Фарафонов, не обращая внимания на выкрики председателя базового комитета, продолжал:

— Товарищ Сорвачев почему-то полагает, будто все мы подкапываемся под его авторитет, которого, если по секрету сказать, и в микроскоп не разглядишь. Выбирая предбазкома, мы надеялись, что он будет печься о наших нуждах, ночей недоспит, добиваясь справедливости. А он думает лишь о своей персоне. Если же ему на это намекают, товарищ Сорвачев сердится, грубо одергивает собеседника и напоминает, что он-де человек проверенный и утвержденный вышестоящими организациями. Кроме того, товарищ Сорвачев одержим манией всех поучать. При этом не стесняется своего невежества. Давно примечено: чем человек меньше знает, тем больше учит. На такие посты партийный комитет должен рекомендовать людей заботливых, умеющих говорить «да». В следующий рейс следует кое-кого позабыть на берегу.

Коммунисты аплодисментами проводили Фарафонова на место. Но Сорвачев тут же написал протест, обвинив председательствующего в том, что тот «выпустил на трибуну и не одернул хулиганствующие элементы». К хулиганам был причислен не только Фарафонов, но и наш степенный Тарас Фаддеевич Демчук.
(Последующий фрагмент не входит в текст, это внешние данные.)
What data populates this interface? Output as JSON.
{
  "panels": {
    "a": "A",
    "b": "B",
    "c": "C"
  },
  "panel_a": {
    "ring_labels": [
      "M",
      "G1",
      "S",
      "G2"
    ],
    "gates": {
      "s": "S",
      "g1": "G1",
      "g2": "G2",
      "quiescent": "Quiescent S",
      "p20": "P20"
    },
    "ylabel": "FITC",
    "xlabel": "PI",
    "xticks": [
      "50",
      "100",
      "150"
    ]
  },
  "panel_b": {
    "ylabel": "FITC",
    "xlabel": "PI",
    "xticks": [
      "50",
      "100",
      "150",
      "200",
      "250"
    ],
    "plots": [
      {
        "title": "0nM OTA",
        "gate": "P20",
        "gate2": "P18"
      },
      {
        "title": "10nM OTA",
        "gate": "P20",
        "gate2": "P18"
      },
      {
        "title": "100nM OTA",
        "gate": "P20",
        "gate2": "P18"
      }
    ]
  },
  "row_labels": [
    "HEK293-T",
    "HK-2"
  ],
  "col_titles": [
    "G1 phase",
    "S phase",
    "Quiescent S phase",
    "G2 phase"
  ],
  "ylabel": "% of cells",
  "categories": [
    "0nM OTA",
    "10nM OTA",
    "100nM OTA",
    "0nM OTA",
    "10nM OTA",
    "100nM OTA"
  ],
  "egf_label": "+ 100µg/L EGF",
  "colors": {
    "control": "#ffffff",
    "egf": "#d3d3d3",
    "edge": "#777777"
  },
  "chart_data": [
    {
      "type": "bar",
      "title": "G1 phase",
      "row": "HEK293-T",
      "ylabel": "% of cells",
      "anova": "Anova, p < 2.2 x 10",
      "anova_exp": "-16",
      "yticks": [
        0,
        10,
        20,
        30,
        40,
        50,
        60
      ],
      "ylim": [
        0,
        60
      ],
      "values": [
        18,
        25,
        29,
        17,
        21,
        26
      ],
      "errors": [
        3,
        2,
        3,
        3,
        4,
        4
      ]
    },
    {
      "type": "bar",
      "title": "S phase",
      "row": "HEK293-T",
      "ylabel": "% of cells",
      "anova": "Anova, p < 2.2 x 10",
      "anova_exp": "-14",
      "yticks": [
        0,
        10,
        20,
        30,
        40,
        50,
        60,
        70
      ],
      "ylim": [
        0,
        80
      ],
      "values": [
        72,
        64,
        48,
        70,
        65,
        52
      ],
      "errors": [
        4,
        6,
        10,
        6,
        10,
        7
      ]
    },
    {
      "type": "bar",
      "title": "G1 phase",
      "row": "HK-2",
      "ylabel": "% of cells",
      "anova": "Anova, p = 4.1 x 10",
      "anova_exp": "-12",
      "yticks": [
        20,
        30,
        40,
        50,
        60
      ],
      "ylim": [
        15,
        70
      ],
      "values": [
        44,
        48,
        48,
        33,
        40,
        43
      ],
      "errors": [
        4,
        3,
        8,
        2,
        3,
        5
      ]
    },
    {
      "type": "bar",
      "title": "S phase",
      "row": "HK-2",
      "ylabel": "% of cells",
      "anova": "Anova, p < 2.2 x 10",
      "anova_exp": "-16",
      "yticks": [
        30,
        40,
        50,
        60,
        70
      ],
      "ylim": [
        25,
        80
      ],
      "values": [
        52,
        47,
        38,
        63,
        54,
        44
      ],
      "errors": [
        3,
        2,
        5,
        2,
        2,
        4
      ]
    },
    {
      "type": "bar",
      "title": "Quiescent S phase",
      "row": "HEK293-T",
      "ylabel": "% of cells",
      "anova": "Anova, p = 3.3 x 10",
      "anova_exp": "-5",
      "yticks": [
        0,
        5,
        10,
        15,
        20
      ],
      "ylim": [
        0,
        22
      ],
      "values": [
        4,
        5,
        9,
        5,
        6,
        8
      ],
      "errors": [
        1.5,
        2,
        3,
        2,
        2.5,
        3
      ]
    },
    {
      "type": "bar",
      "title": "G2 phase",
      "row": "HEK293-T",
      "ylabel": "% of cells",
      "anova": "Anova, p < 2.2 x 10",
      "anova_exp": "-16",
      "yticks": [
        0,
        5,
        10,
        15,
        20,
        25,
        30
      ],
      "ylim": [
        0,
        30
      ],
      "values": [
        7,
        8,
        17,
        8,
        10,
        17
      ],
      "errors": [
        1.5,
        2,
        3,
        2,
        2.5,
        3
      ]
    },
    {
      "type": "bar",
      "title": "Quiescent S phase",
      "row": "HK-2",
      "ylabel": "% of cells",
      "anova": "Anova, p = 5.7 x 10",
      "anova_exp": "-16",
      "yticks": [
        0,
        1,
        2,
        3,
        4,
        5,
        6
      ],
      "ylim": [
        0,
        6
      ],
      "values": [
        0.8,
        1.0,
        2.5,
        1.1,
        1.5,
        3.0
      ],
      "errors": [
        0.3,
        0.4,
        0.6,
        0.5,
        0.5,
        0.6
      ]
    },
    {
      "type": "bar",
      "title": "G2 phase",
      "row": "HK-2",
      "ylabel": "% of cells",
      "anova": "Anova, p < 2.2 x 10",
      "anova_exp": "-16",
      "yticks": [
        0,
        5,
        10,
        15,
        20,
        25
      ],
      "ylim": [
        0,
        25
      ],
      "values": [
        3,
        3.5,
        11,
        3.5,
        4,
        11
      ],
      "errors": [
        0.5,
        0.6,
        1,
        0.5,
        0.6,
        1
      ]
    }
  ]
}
Собрание, конечно, не согласилось с Сорва-чевым, и его жалоба осталась без последствий.

Через день Демчука, Трефолева и меня вызвал к себе Куренков. Мы отправились к нему без особого энтузиазма, так как полагали, что замполит будет отчитывать нас за шумное поведение на партийной конференции. Но все было по-иному: Михаил Демьянович встретил нас необычайно радушно. Его серые добрые глаза радостно светились.

— Ну, братцы китобои, порадовали вы всех, а меня особенно!

И Куренков крепко пожал каждому из нас руку. Мы недоумевали: за что?

— Сейчас узнаете. Есть приятные вести из Норвегии. В обком пришел большой пакет. Ока зывается, норвежские коммунисты после войны остались без типографии. Газета выходила к концу дня, когда народ все новости уже узнавал. Рабочую газету умышленно оттирали. Надо было обзавестись собственными машинами. Коммунисты наскребли немного деньжат, но их не хватило, а капиталисты, конечно, кредита не дали. Узнал об этом наш Сигге Хаугли, взял и пожертвовал большую долю того, что получил за амбру. Его добавки хватило на печатную машину и на все другое. Теперь рабочая газета раньше буржуазных выходит. От нее специальная благодарность вам — на самой лучшей бумаге золотыми буквами напечатано… за точность не отвечаю, но смысл примерно такой: «Благодарим братьев по классу — русских коммунистов китобойной флотилии «Салют» Тараса Демчука, Аркадия Трефолева, Константина Шиляева за спасение нашего дорогого товарища Сигге Хаугли в сороковых широтах и умелые действия по получению валюты, которая пошла на важное и полезное рабочему классу дело. Да здравствует интернациональное братство коммунистов!» Здорово, а? Не оставлять же такое письмо в архиве? Я поручил немедленно перевести его на русский язык. Да к нему несколько подвальных статей из органа норвежской компартии «Фрихетен» прибавил. В них описывается, как русские китобои спасли в сороковых широтах норвежца. Будем в своей многотиражке с продолжением печатать. Пусть народ читает и радуется.